Por Lenio Streck, Marco Aurélio de Carvalho e Fabiano Silva dos Santos, do Grupo Prerrogativas*
Nos Estados Unidos se diz, quando a defesa é concluída : “I rest my case”. A defesa descansa. A defesa pára. Por aqui, também temos de dizer que processos arranhados pelo tempo, pelo desgaste de uma prisão ilegal e injusta, pelas vicissitudes do cotidiano do judiciário, enfim, lanhados por idiossincrasias de personagens e interesses, efetivamente necessitam parar. Acabar.
Com efeito. Depois de uma luta de anos, finalmente o ex-Presidente Lula teve reconhecida, em seu favor, a escancarada incompetência do juízo de Curitiba para julgar os processos da chamada Força Tarefa da Lava Jato.

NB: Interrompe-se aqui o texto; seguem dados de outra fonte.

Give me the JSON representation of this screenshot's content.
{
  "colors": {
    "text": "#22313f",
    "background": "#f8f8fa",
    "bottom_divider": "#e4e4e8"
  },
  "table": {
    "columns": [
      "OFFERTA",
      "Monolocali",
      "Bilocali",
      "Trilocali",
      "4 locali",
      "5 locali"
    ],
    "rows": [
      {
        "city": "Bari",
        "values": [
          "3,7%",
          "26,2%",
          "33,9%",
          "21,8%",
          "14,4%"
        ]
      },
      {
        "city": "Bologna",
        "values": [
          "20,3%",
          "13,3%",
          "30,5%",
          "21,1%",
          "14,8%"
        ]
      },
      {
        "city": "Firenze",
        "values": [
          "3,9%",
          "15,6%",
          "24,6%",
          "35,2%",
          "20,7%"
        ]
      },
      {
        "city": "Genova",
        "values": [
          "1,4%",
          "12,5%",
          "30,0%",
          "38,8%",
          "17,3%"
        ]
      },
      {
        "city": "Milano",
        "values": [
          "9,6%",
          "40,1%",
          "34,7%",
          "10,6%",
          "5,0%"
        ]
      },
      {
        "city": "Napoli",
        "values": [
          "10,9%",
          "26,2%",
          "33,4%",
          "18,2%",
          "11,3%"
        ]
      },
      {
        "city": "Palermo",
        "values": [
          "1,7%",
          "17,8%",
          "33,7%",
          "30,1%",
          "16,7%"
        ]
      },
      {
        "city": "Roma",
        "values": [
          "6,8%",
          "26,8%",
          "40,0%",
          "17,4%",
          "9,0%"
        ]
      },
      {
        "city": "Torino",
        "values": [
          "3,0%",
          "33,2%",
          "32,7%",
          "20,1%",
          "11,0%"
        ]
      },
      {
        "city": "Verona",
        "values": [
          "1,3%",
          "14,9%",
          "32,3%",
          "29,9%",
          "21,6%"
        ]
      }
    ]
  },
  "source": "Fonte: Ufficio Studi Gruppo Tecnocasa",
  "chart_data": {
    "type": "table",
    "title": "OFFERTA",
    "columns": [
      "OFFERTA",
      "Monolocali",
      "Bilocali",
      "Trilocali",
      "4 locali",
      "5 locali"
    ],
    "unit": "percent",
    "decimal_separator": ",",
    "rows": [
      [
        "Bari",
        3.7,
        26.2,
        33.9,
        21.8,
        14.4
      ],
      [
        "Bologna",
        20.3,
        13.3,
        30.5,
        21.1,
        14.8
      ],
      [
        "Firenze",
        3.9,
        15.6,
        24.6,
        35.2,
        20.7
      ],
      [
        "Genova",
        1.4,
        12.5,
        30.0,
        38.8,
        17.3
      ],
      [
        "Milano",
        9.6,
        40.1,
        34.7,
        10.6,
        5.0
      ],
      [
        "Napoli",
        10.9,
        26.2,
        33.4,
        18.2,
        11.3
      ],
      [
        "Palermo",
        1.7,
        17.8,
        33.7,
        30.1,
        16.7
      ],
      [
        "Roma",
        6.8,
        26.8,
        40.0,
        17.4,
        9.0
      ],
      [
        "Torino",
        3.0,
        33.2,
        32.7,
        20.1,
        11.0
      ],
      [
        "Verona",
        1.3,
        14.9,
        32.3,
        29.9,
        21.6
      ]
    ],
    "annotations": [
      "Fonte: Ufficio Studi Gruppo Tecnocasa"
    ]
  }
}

Mas havia algo ainda mais grave do que a violação do juiz natural: a suspeição do juiz da causa, Sérgio Fernando Moro, que se esforçou ao máximo para que seus feitos fossem “reconhecidos”. Um juiz que, como já dissemos, atirou a flecha e depois pintou o alvo.

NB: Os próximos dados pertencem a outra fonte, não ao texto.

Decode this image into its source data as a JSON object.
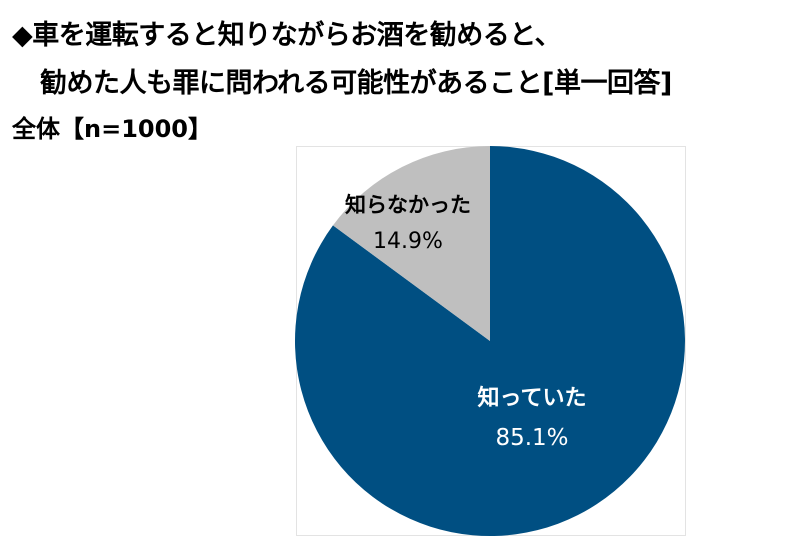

Moro apitou pênalti no meio campo, aplicou cartão vermelho sem antes aplicar o amarelo, “conduziu” o centroavante a cobrar a infração que ele próprio “construiu”, amarrou as mãos do goleiro e, para fechar as cortinas do espetáculo (como dizia o grande Fiori Giglioti), foi trabalhar como assessor da diretoria do clube que ajudou a vencer a partida em que de forma decisiva atuou.
Não esqueçamos que no Tribunal Europeu dos Direitos Humanos é pacifica a tese de que comportamentos como o do ex-juiz Moro violam a teoria da aparência. Teoria que sustenta o dever de imparcialidade dos magistrados . “Justice must not only be done; it must also be seen to be done”: eis a sentença inspirada no caso Rex vs. Sussex Justices, (1924) (UK). Como à mulher de César, não basta ao juiz ser imparcial; ele tem de parecer imparcial. O lema é: nada deve ser feito de modo a criar até mesmo a leve suspeita de que tenha havido uma interferência indevida no curso da justiça.
De forma alvissareira, o STF já julgou Moro parcial. Há sete votos nesse sentido.
Uma parcialidade criminosa e constrangedora.
Há certas coisas que não devem ficar pairando no ar. Não nos parecia realmente que o Ministro Marco Aurélio, com sua história a favor das liberdades e garantias, devesse ficar de fora desse julgamento sem ter a chance de proferir seu voto.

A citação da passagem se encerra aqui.